The attack began on May 11, 2026, when malicious code executed on Grafana's self-hosted GitHub runners, exposing sensitive credentials. Grafana initially rotated all credentials it believed were affected, but a single overlooked token left a window open. Several days later, the threat actor used that token to regain access. By May 14, the attackers had committed unauthorized changes and launched large-scale cloning of internal repositories. Data exfiltration followed, and on May 16 the attacker issued a ransom demand, threatening to leak the stolen codebase. Grafana declined to pay, citing law enforcement guidance that discourages ransomware payments. The company says it identified the full attack chain within 48 hours of confirming the breach.

What Was Taken

While most of Grafana's codebase is open source, the exfiltrated data included private repositories containing internal tooling, operational data, and limited business contact information such as professional email addresses. Grafana emphasized that none of this data came from production environments or customer systems. No user data was accessed or impacted. The stolen material is primarily of value for reconnaissance, not for direct compromise of Grafana customers, though leaked internal tooling and operational details could inform future targeting.

Why It Matters

This incident is a textbook illustration of how a single missed credential can undo an otherwise rapid rotation effort. The attacker did not need a novel exploit to return; they simply reused a token that escaped the first cleanup pass. For defenders, the lesson is that credential rotation is only as strong as its completeness, and that self-hosted CI/CD runners remain a high-value pivot point. The "Mini Shai-Hulud" campaign also underscores the growing weaponization of the open-source npm supply chain, where trusted packages like TanStack become delivery vehicles for credential theft deep inside engineering pipelines.

The Attack Technique

The initial foothold came through malicious code in the TanStack npm dependency chain, which ran on Grafana's self-hosted GitHub runners and harvested credentials present in that build environment. The key technique enabling persistence was incomplete credential rotation: one overlooked token survived the first response and allowed the actor to re-authenticate days later. With that access, the attacker committed unauthorized changes and performed bulk repository cloning before exfiltrating data and pivoting to extortion. The pattern reflects the broader Mini Shai-Hulud playbook of abusing CI/CD credential leakage rather than exploiting software vulnerabilities directly.

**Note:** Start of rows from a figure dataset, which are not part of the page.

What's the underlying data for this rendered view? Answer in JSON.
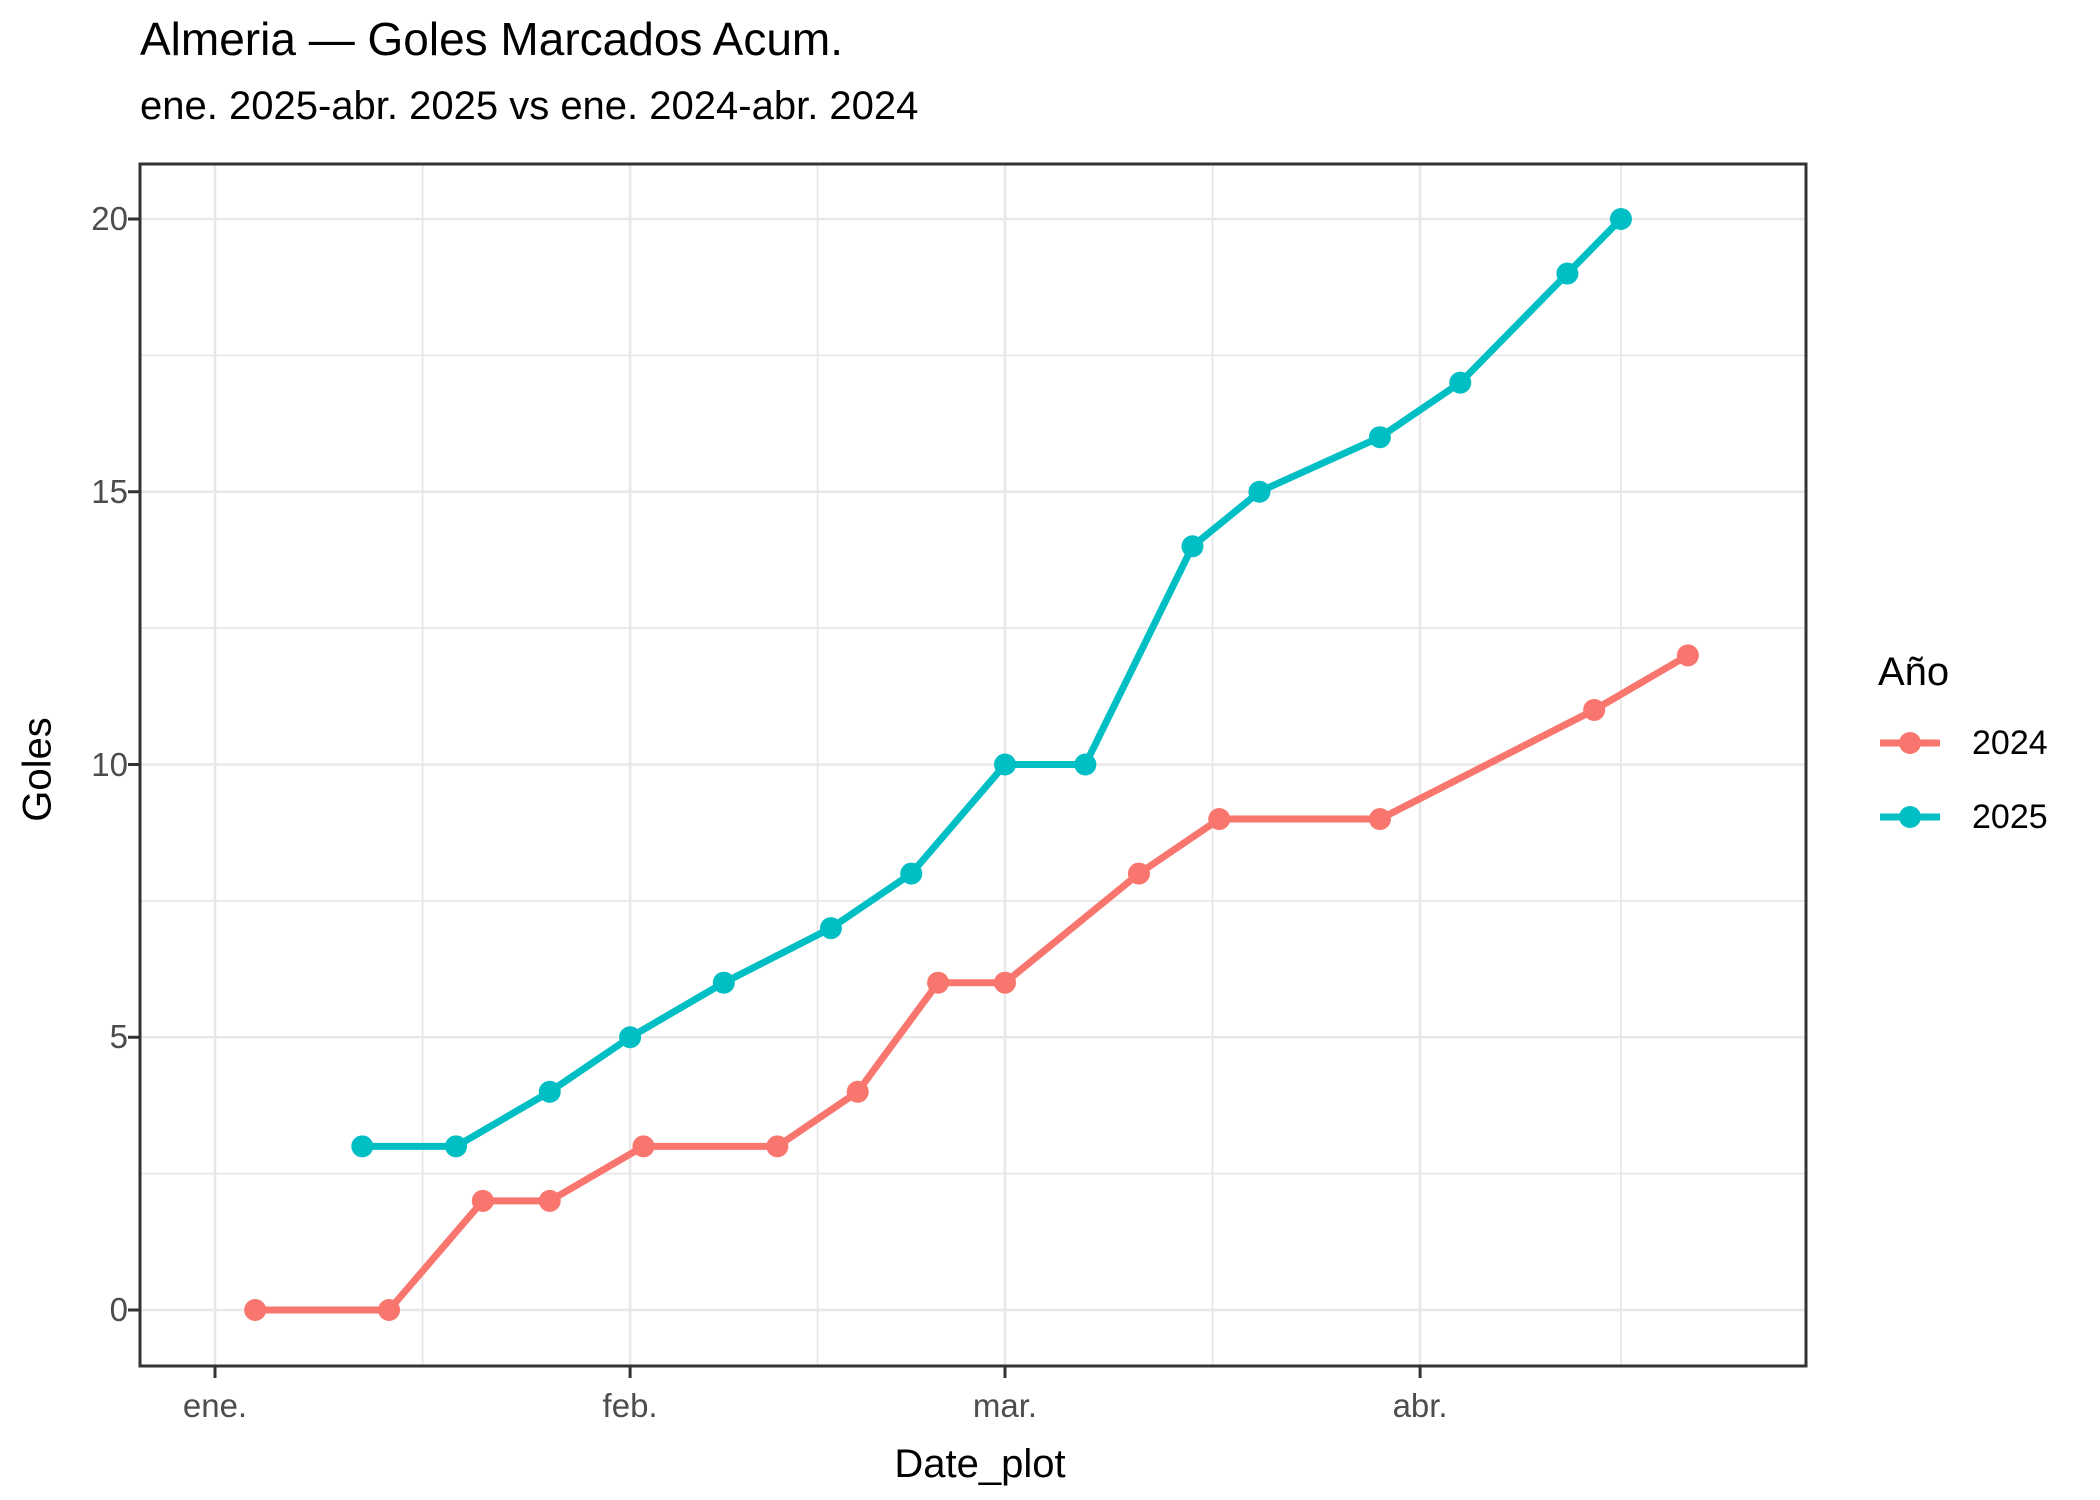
{
  "header": {
    "title": "Almeria — Goles Marcados Acum.",
    "subtitle": "ene. 2025-abr. 2025 vs ene. 2024-abr. 2024"
  },
  "legend": {
    "title": "Año",
    "entries": [
      {
        "label": "2024",
        "color": "#F8766D"
      },
      {
        "label": "2025",
        "color": "#00BFC4"
      }
    ]
  },
  "chart_data": {
    "type": "line",
    "title": "Almeria — Goles Marcados Acum.",
    "subtitle": "ene. 2025-abr. 2025 vs ene. 2024-abr. 2024",
    "xlabel": "Date_plot",
    "ylabel": "Goles",
    "legend_title": "Año",
    "legend_position": "right",
    "grid": true,
    "x_axis": {
      "tick_labels": [
        "ene.",
        "feb.",
        "mar.",
        "abr."
      ],
      "tick_days_from_jan1": [
        0,
        31,
        59,
        90
      ],
      "minor_days_from_jan1": [
        15.5,
        45,
        74.5,
        105
      ],
      "range_days": [
        -5.6,
        118.8
      ]
    },
    "y_axis": {
      "ticks": [
        0,
        5,
        10,
        15,
        20
      ],
      "minor_ticks": [
        2.5,
        7.5,
        12.5,
        17.5
      ],
      "range": [
        -1.05,
        21.0
      ]
    },
    "series": [
      {
        "name": "2024",
        "color": "#F8766D",
        "points": [
          {
            "day": 3,
            "goles": 0
          },
          {
            "day": 13,
            "goles": 0
          },
          {
            "day": 20,
            "goles": 2
          },
          {
            "day": 25,
            "goles": 2
          },
          {
            "day": 32,
            "goles": 3
          },
          {
            "day": 42,
            "goles": 3
          },
          {
            "day": 48,
            "goles": 4
          },
          {
            "day": 54,
            "goles": 6
          },
          {
            "day": 59,
            "goles": 6
          },
          {
            "day": 69,
            "goles": 8
          },
          {
            "day": 75,
            "goles": 9
          },
          {
            "day": 87,
            "goles": 9
          },
          {
            "day": 103,
            "goles": 11
          },
          {
            "day": 110,
            "goles": 12
          }
        ]
      },
      {
        "name": "2025",
        "color": "#00BFC4",
        "points": [
          {
            "day": 11,
            "goles": 3
          },
          {
            "day": 18,
            "goles": 3
          },
          {
            "day": 25,
            "goles": 4
          },
          {
            "day": 31,
            "goles": 5
          },
          {
            "day": 38,
            "goles": 6
          },
          {
            "day": 46,
            "goles": 7
          },
          {
            "day": 52,
            "goles": 8
          },
          {
            "day": 59,
            "goles": 10
          },
          {
            "day": 65,
            "goles": 10
          },
          {
            "day": 73,
            "goles": 14
          },
          {
            "day": 78,
            "goles": 15
          },
          {
            "day": 87,
            "goles": 16
          },
          {
            "day": 93,
            "goles": 17
          },
          {
            "day": 101,
            "goles": 19
          },
          {
            "day": 105,
            "goles": 20
          }
        ]
      }
    ],
    "style": {
      "panel_border_color": "#333333",
      "grid_color": "#E8E8E8",
      "tick_label_color": "#4d4d4d",
      "line_width": 7,
      "point_radius": 11
    }
  }
}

What Organizations Should Do

  1. Treat self-hosted CI/CD runners as high-value targets. Isolate them, limit the credentials available in build environments, and avoid exposing long-lived tokens to untrusted dependency code.
  2. When responding to a credential exposure, enumerate every token, key, and secret exhaustively before declaring rotation complete. A single missed credential reopens the breach.
  3. Pin and vet npm dependencies, including transitive ones. Monitor for unexpected install-time or build-time scripts and isolate package installation from privileged secrets.
  4. Reduce GitHub application permissions to the minimum required, audit installed apps regularly, and be prepared to suspend all integrations during an incident.
  5. Run cross-platform audits spanning your source control, secrets management, identity, and cloud environments (such as GitHub, Vault, Okta, Kubernetes, AWS, and GCP) to validate integrity and confirm containment.
  6. Scan repositories for indicators of compromise after any suspected credential leak, and revert unauthorized changes once the full attack chain is mapped.